Law firms spend thousands of dollars for their SEO on agencies.

But in return, they mostly get traditional SEO strategies with no real added value, and many of the strategies are even spam.

- Traditional keyword research

- Flawed website information architecture

- Low quality AI-Generated content

- Fake Paid links

The result?

The growth remains stagnant with no reasonable monetary benefit from the investment in SEO.

That’s why semantic SEO plays a huge role in niches which are highly competitive and are more focused on generating revenue from SEO as a channel.

You can’t build a semantic SEO strategy for a new law firm website without first creating a topical map to finalize the topics and the website’s architecture.

Today, I’m sharing (with my client’s consent) the exact process I used to create the topical map based on Koray Tugberk GUBUR's framework for one of my client’s divorce law firm.

Here you go 👇

👉 Finalizing the central entity (in our case, “Divorce”) to build the topical map around it.

👉 Dividing the map into core and outer sections.

👉 The core is focused on topics that are highly relevant to the entity and the business model, while the outer is more focussed on topics to gain the the historical data and strengthen the knowledge base.

👉 The topics in core may not have enough search demand.

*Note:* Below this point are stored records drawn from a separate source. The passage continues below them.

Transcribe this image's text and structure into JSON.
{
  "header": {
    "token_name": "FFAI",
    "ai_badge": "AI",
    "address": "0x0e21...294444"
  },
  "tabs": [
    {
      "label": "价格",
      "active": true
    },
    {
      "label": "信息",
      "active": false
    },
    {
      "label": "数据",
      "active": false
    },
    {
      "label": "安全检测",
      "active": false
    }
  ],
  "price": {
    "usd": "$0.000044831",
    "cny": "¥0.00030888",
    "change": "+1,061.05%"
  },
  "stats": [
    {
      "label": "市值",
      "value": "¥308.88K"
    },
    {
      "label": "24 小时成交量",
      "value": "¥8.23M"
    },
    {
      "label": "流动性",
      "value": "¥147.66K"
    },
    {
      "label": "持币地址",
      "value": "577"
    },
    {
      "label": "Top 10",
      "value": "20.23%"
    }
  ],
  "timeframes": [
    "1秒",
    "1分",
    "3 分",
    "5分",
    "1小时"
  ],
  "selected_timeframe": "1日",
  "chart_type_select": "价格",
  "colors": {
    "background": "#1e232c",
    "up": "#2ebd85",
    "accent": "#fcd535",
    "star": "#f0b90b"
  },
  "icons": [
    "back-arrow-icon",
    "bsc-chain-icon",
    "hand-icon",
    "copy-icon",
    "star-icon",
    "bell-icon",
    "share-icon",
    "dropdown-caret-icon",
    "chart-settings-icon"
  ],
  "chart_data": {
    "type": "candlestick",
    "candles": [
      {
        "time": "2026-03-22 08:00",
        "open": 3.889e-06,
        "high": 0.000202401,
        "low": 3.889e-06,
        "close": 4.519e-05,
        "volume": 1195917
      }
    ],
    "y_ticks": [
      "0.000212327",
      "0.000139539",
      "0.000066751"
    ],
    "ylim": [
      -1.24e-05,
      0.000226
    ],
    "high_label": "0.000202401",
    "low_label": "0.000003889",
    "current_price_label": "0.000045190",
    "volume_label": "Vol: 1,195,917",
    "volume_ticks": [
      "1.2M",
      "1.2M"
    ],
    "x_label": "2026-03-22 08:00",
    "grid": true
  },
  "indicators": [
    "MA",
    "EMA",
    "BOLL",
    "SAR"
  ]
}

The goal is to cover those important topics to help the business make more money and better communicate the website’s purpose with Google.

👉 Topics with the maximum closeness to 'divorce' and 'law' are covered in core to consolidate the website's topicality on highly related concepts.

👉 Formulating the query templates to cover queries with local intent and where the query semantics signal the need to form a template.

👉 The outer section is focused on collecting the historical data and increasing the overall topical relevance.

👉 The definitional, or in other words, topics related to providing surrounding information about divorce are covered in the outer section.

👉 The search demand plays an important role in finalizing the topics in the outer section, because the goal is to gain as much historical data as possible.

👉 The related search outcomes and behaviors of users are converted into topics, which are then planned in the outer section to signal the website as a great destination for maximum user satisfaction.

👉 The quality nodes can be from the outer section and linked from the homepage to signal the overall website's document quality in the context of predictive information retrieval.

👉 The micro context of the topics in the outer section is used to link to the relevant core section topics to better propagating the trust and quality signals to the core section.

The benefit of building the topical map with the above framework would help create a solid information architecture for your law firm website.

And there would be a solid foundation in place for the semantic growth strategy of your law firm SEO.